Oui mais ça, c’était avent (6) : Jean Ray, nouvelles fantastiques du XXIème

 

Alma © Dessins : Philippe Foerster
Alma © Dessins : Philippe Foerster

La célébration de Noël correspond à quelques jours près au moment où l’hémisphère nord entre dans l’hiver – le fameux solstice qui marque la nuit la plus longue de l’année mais aussi le moment où les jours recommencent doucement à rallonger. Le froid et l’obscurité envahissent le monde et deviennent les complices de ceux qui aiment à s’entendre raconter des histoires effroyables, des contes à dormir debout, des récits de sidération et d’angoisse, comme pour conjurer la mort passagère de la nature environnante. Au coin d’un feu ou emmitouflé sous des couvertures, on recherche ainsi le frisson du fantastique, celui qui fait croire à la vie après le trépas, qui fait trembler et qui donne encore davantage l’envie de se réchauffer.
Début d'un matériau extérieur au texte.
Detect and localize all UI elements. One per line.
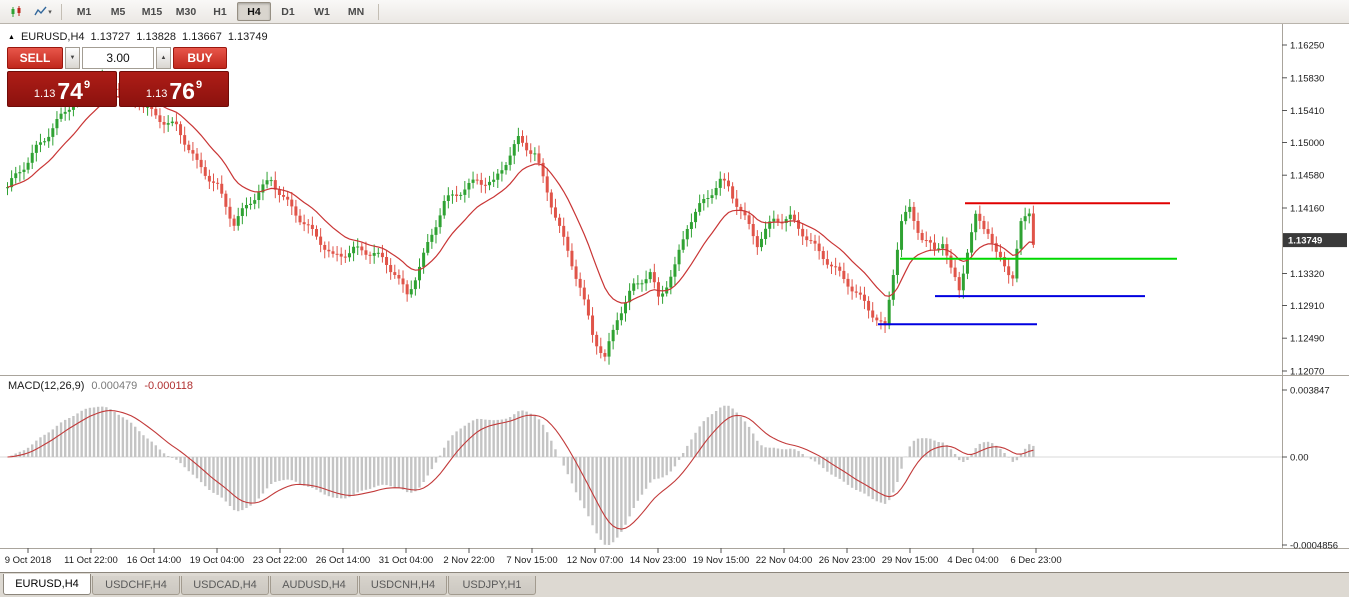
toolbar-separator: [378, 3, 379, 20]
tab-usdcnh-h4[interactable]: USDCNH,H4: [359, 576, 447, 595]
tab-eurusd-h4[interactable]: EURUSD,H4: [3, 574, 91, 595]
buy-price-display[interactable]: 1.13 76 9: [119, 71, 229, 107]
lot-decrease-button[interactable]: ▼: [65, 47, 80, 69]
time-tick-label: 26 Nov 23:00: [819, 555, 876, 566]
time-tick-label: 19 Nov 15:00: [693, 555, 750, 566]
timeframe-m30[interactable]: M30: [175, 5, 197, 18]
price-chart-canvas[interactable]: 1.16250 1.15830 1.15410 1.15000 1.14580 1.141…: [0, 24, 1349, 572]
dropdown-arrow-icon: ▾: [48, 8, 52, 16]
macd-scale-label: 0.00: [1290, 453, 1309, 464]
time-tick-label: 22 Nov 04:00: [756, 555, 813, 566]
current-price-badge: [1283, 233, 1347, 248]
time-tick-label: 9 Oct 2018: [5, 555, 51, 566]
timeframe-w1[interactable]: W1: [314, 5, 330, 18]
macd-value: 0.000479: [91, 380, 138, 392]
buy-pips: 76: [169, 78, 195, 104]
price-tick-label: 1.15000: [1290, 138, 1324, 149]
time-tick-label: 14 Nov 23:00: [630, 555, 687, 566]
buy-big-figure: 1.13: [145, 88, 168, 100]
tab-usdcad-h4[interactable]: USDCAD,H4: [181, 576, 269, 595]
toolbar-separator: [61, 3, 62, 20]
sell-price-display[interactable]: 1.13 74 9: [7, 71, 117, 107]
time-tick-label: 19 Oct 04:00: [190, 555, 244, 566]
price-tick-label: 1.15410: [1290, 106, 1324, 117]
lot-size-input[interactable]: [82, 47, 154, 69]
price-tick-label: 1.16250: [1290, 41, 1324, 52]
timeframe-m1[interactable]: M1: [76, 5, 92, 18]
timeframe-d1[interactable]: D1: [281, 5, 295, 18]
sell-pipette: 9: [83, 79, 91, 91]
chart-type-icon[interactable]: [5, 2, 29, 22]
time-tick-label: 4 Dec 04:00: [947, 555, 998, 566]
price-tick-label: 1.12070: [1290, 367, 1324, 378]
tab-usdjpy-h1[interactable]: USDJPY,H1: [448, 576, 536, 595]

Alma © Dessins : Philippe Foerster
Alma © Dessins : Philippe Foerster

Pour faire éprouver ces enivrants délices de l’hiver (dont le tableau ne serait pas tout à fait complet sans une tasse de chocolat bouillant), on a de quoi se concocter une jolie petite réserve en la matière, entre tradition et modernité. En cette fin d’année, Alma poursuit sa réédition des œuvres de Jean Ray avec l’inestimable Croisière des ombres, recueil de nouvelles qui sentent la houle et la mort, qui tanguent sous l’effet de la marée et qui nous font basculer au bord des insondables épouvantes de l’océan. À l’édition originale viennent s’ajouter des textes quasi inédits, un trésor pour les amateurs du maître fantastique gantois.

Alma © Dessins : Philippe Foerster
Alma © Dessins : Philippe Foerster

 

Au pied du sapin, on couronnera ce volume des deux livraisons inaugurales de la collection : Les Contes du Whisky et La Cité de l’indicible peur. Avec ces trois livres atrocement géniaux, Ray s’inscrit dans la grande tradition de la terreur en lui apportant une verve unique, un verbe à la fois poétique et empreint d’oralité.

Et si l’on cherche l’étoile noire à mettre au sommet de l’arbre de Noël, ou la hache ensanglantée idéale pour sertir une buche glacée d’effroi, on pourra compléter le lot avec le formidable recueil édité par Capricci et sobrement intitulé Cinq Nouvelles fantastiques du XXIème siècle. Prenant pour cadre notre contemporanéité, Pierre Cendors, Xavier Mauméjean, Gaëlle Obiégly, Éric Pessan et Alain Sevestre apportent la preuve que la littérature de l’imaginaire n’est pas un domaine réservé au passé. Grâce à leur talent, le surnaturel retrouve sa place dans le monde d’aujourd’hui, et c’est terriblement bon. Pour ne rien gâcher, les illustrations d’Adrien Demont et d’Élise Dupeyrat apportent aux textes leur écrin ombreux. Avec tout cela, on pourra se féliciter le soir de Noël d’être à moitié sorti des ténèbres – mais aussi encore à moitié dedans.